Table 4.1. Multiplexer switches and output lines for MSB code.

There are 36 switches in the full multiplexer. Any time a "positive" side switch (P-array) is on so is its complementary "negative" switch (N-array) thus only 18 control lines are needed.

The 18 control lines, C1 through C18, are generated from the MSBs. Table 4.2 shows the MSB code and control lines that need to be activated.

| CONTROL | SWITCHES  | MSB CODES      |
|---------|-----------|----------------|
| Cl      | s1 s36    | 0.31           |
|         | e7 e35    | 0 1 31 30      |
|         | 32,3JJ    | 1 2 30 20      |
|         | \$5, \$54 | 1, 2, 30, 23   |
| C4      | s4, s33   | 2, 5, 29, 28   |
| C5      | s5, s32   | 3, 4, 28, 27   |
| C6      | s6, s31   | 4, 5, 27, 26   |
| C7      | s7, s30   | 5, 6, 26, 25   |
| C8      | s8, s29   | 6, 7, 25, 24   |
| C9      | s9, s28   | 7,24           |
| C10     | s10, s27  | 8,23           |
| C11     | s11, s26  | 8, 9, 23, 22   |
| C12     | s12, s25  | 9, 10, 22, 21  |
| C13     | s13, s24  | 10, 11, 21, 20 |
| C14     | s14, s23  | 11, 12, 20, 19 |
| C15     | s15, s22  | 12, 13, 19, 18 |
| C16     | s16, s21  | 13, 14, 18, 17 |
| C17     | s17, s20  | 14, 15, 17, 16 |
| C18     | s18, s19  | 15, 16         |

Table 4.2 Control lines and switches for MSB codes

Looking at the table the Cx signal can be generated from 4-input OR gates whose inputs are the outputs of the 1-of-n decoder. However it is preferred to use 4-input NAND gates and inverted inputs.

#### 4.3.4.2. Second-level Multiplexer

The second level multiplexer shown in Figure 4.31 consists of 4 switches labeled AN, BN, CN and DN. The multiplexer's output is the bottom plate of a capacitor in the array.

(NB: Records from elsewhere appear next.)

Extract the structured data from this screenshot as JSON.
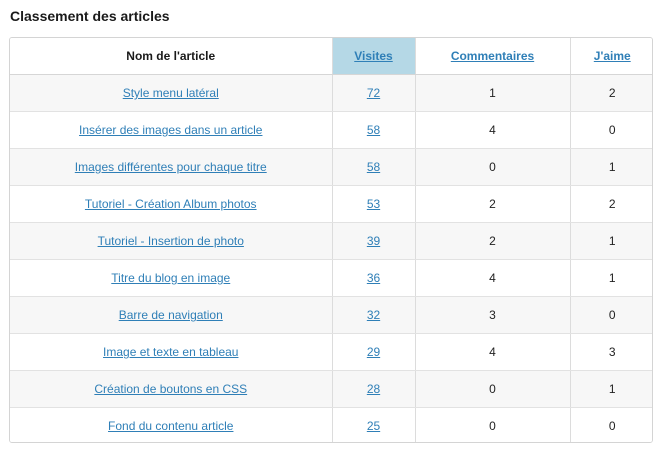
{
  "page": {
    "title": "Classement des articles"
  },
  "table": {
    "headers": {
      "name": "Nom de l'article",
      "visits": "Visites",
      "comments": "Commentaires",
      "likes": "J'aime"
    },
    "sorted_column": "visits",
    "rows": [
      {
        "name": "Style menu latéral",
        "visits": "72",
        "comments": "1",
        "likes": "2"
      },
      {
        "name": "Insérer des images dans un article",
        "visits": "58",
        "comments": "4",
        "likes": "0"
      },
      {
        "name": "Images différentes pour chaque titre",
        "visits": "58",
        "comments": "0",
        "likes": "1"
      },
      {
        "name": "Tutoriel - Création Album photos",
        "visits": "53",
        "comments": "2",
        "likes": "2"
      },
      {
        "name": "Tutoriel - Insertion de photo",
        "visits": "39",
        "comments": "2",
        "likes": "1"
      },
      {
        "name": "Titre du blog en image",
        "visits": "36",
        "comments": "4",
        "likes": "1"
      },
      {
        "name": "Barre de navigation",
        "visits": "32",
        "comments": "3",
        "likes": "0"
      },
      {
        "name": "Image et texte en tableau",
        "visits": "29",
        "comments": "4",
        "likes": "3"
      },
      {
        "name": "Création de boutons en CSS",
        "visits": "28",
        "comments": "0",
        "likes": "1"
      },
      {
        "name": "Fond du contenu article",
        "visits": "25",
        "comments": "0",
        "likes": "0"
      }
    ]
  },
  "colors": {
    "link": "#2f7fb7",
    "sorted_header_bg": "#b5d8e6",
    "row_alt_bg": "#f7f7f7",
    "border": "#d4d4d4"
  }
}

Although there are 8 outputs from the 4 first-level multiplexers only 4 need to be decoded in the second step. If the capacitor gets code 1 it gets the 4  $V_{n+1}$  lines to decode. If the code is 0 it decodes the  $V_n$  lines. Table 4.3 lists the switch (AN, BN, CN, DN) and the lines it could connect to for the two arrays. Note that for "odd" codes the meaning of  $V_n$  and  $V_{n+1}$  are reversed.

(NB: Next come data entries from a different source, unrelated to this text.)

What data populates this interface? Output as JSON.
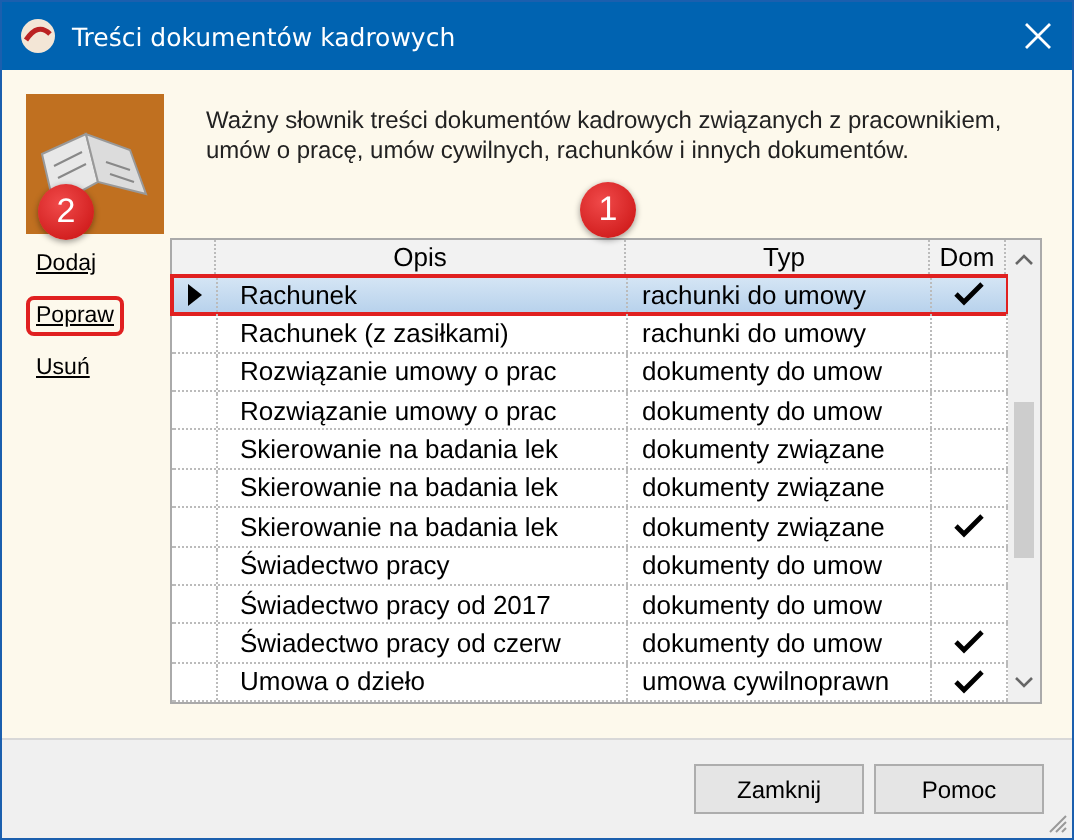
{
  "window": {
    "title": "Treści dokumentów kadrowych"
  },
  "description": "Ważny słownik treści dokumentów kadrowych związanych z pracownikiem, umów o pracę, umów cywilnych, rachunków i innych dokumentów.",
  "actions": [
    "Dodaj",
    "Popraw",
    "Usuń"
  ],
  "table": {
    "columns": [
      "Opis",
      "Typ",
      "Dom"
    ],
    "rows": [
      {
        "opis": "Rachunek",
        "typ": "rachunki do umowy",
        "dom": true,
        "selected": true
      },
      {
        "opis": "Rachunek (z zasiłkami)",
        "typ": "rachunki do umowy",
        "dom": false,
        "selected": false
      },
      {
        "opis": "Rozwiązanie umowy o prac",
        "typ": "dokumenty do umow",
        "dom": false,
        "selected": false
      },
      {
        "opis": "Rozwiązanie umowy o prac",
        "typ": "dokumenty do umow",
        "dom": false,
        "selected": false
      },
      {
        "opis": "Skierowanie na badania lek",
        "typ": "dokumenty związane",
        "dom": false,
        "selected": false
      },
      {
        "opis": "Skierowanie na badania lek",
        "typ": "dokumenty związane",
        "dom": false,
        "selected": false
      },
      {
        "opis": "Skierowanie na badania lek",
        "typ": "dokumenty związane",
        "dom": true,
        "selected": false
      },
      {
        "opis": "Świadectwo pracy",
        "typ": "dokumenty do umow",
        "dom": false,
        "selected": false
      },
      {
        "opis": "Świadectwo pracy od 2017",
        "typ": "dokumenty do umow",
        "dom": false,
        "selected": false
      },
      {
        "opis": "Świadectwo pracy od czerw",
        "typ": "dokumenty do umow",
        "dom": true,
        "selected": false
      },
      {
        "opis": "Umowa o dzieło",
        "typ": "umowa cywilnoprawn",
        "dom": true,
        "selected": false
      }
    ]
  },
  "buttons": [
    "Zamknij",
    "Pomoc"
  ],
  "annotations": [
    {
      "label": "2"
    },
    {
      "label": "1"
    }
  ]
}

| •      | P-array |           | N-array        |           |
|--------|---------|-----------|----------------|-----------|
| Switch | V.      | $V_{n+1}$ | V <sub>n</sub> | $V_{n+1}$ |
| AN     | Α       | Ap        | D              | Dp        |
| BN     | B       | Bp        | C              | Cp        |
| CP     | Ср      | Ċ         | Bp             | B         |
| DP     | Dp      | D         | Ap             | A         |

Table 4.3.  $V_{n+1}$  and  $V_n$  lines for switches AN, BN, CN and DN



The line from each capacitor must be connected to line  $V_{n+1}$  or  $V_n$  depending if that capacitor is coded for a one or a zero. This could be very tedious work in doing the layout since there are 4 connections per capacitor, 5 capacitors in each array, 31 arrays in the "positive" set and the same 620 (4 x 5 x 31) connections for the "negative" set. Any misplaced connection would keep the ADC from operating properly and any change in the layout might necessitate the connections being made again. The chance of an error and the tedium dictated that a program be written to automate the layout of the connections. The connection to the  $V_{n+1}$  or  $V_n$  line was made as shown in Figure 4.31.

#### 4.3.4.2.1. Automated Line Connection Program

Each of 31 sub-ADC cells differs by the code that it is set to. To automatically generate each cell a master cell was copied to the sub-cell and the program puts in the vias to set the code. Appendix A lists the program and explains its operation.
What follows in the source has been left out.